Sobre a sua atuação enquanto policial militar, Karlos acrescentou: “Hoje, em cada ocorrência de Maria da Penha que eu atendo, vou com o coração, pois vivi isso dentro de casa. Sei o que é se trancar no quarto aos prantos desesperado, por medo das brigas em casa evoluírem para tragédia. E o pior, sem ter para onde ir. Por esse olhar diferente, sobre a dinâmica das situações que envolvem esse tipo de violência, já identifiquei muitas violências e levei agressores para cadeia, graças a Deus, podendo enxergar que algo estava errado, mesmo a mulher negando diante de mim. Eu tenho essa missão de mostrar a sensibilidade dos policiais. Tento transmitir essas percepções para os colegas que trabalham comigo. As pessoas de fora acham que somos alheios ao mundo. Na verdade, trago comigo experiências que nem comento, mas que mexeram e mexem muito comigo. Nosso trabalho não se resume a simplesmente atender ocorrências e cumprir ordens, envolve sensibilidade. “Enfim, tais experiências me fizeram admirar ainda mais as mulheres, vocês foram escolhidas para a maior missão da criação: gerar vidas. Portanto, meus parabéns à minha mãe Soledade Sena, à minha esposa Taís e a todas vocês mulheres que emprestam ou já emprestaram o útero, o corpo, a mente, a saúde e o coração a Deus para gerar vidas e dar sentido ao mundo”.

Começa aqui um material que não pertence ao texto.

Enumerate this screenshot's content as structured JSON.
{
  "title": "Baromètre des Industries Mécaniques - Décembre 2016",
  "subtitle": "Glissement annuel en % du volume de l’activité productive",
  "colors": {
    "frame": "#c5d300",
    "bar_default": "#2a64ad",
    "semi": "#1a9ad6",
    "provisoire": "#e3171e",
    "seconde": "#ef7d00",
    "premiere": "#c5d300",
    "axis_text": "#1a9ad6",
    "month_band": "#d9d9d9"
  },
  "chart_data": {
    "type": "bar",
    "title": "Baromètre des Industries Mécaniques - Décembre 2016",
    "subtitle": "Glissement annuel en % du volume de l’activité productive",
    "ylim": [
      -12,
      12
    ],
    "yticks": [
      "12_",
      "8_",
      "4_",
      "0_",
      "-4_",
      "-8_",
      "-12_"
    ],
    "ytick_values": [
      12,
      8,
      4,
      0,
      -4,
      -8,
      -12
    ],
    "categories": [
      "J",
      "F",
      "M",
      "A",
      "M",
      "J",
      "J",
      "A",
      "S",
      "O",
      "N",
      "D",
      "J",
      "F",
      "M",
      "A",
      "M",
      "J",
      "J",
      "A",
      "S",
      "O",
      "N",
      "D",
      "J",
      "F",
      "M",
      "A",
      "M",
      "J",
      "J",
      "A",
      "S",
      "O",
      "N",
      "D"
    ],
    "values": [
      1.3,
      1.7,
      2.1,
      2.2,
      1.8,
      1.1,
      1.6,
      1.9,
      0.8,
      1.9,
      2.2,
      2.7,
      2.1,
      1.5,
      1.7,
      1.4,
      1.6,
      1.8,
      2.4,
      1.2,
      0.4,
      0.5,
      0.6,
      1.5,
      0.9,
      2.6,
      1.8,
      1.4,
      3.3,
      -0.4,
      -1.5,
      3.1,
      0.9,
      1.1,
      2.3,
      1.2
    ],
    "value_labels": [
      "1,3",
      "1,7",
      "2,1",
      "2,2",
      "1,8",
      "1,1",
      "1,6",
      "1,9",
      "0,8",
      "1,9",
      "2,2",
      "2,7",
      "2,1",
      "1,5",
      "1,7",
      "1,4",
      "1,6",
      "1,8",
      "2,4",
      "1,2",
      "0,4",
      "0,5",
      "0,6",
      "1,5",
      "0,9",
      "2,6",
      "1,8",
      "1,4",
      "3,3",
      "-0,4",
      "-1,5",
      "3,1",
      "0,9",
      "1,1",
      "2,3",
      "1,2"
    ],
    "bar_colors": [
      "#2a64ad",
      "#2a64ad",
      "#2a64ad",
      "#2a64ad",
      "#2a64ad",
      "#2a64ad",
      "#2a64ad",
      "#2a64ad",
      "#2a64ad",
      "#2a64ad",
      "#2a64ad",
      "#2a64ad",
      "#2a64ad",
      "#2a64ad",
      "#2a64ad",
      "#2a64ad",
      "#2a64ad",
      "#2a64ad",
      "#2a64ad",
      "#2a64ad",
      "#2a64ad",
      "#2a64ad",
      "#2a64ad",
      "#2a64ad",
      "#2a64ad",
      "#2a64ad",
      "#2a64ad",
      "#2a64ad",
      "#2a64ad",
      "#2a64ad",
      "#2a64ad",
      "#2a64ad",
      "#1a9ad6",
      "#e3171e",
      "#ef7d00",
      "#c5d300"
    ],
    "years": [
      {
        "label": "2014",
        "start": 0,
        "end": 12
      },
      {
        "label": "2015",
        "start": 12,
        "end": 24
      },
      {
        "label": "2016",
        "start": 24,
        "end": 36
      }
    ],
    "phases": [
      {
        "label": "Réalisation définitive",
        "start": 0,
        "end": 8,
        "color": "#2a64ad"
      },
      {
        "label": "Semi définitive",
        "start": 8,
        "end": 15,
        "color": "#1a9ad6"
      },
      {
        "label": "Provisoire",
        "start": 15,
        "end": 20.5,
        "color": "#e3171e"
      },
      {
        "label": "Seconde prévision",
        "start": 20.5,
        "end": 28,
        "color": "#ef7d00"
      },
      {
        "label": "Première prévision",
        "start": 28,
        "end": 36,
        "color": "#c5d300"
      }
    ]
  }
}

(Karlos atua na 9 Cia/34º BPM/1ª RPM – no comando da Base Comunitária Móvel do Bairro Coração Eucarístico. Mas, nem sempre foi assim. Ele já foi cercado por bandidos fortemente armados enquanto estava no interior da sua unidade, na região do Vale do Jequitinhonha, sendo necessário saltar obstáculos para se desvencilhar das rajadas de tiro. Fotos cedidas por Karlos).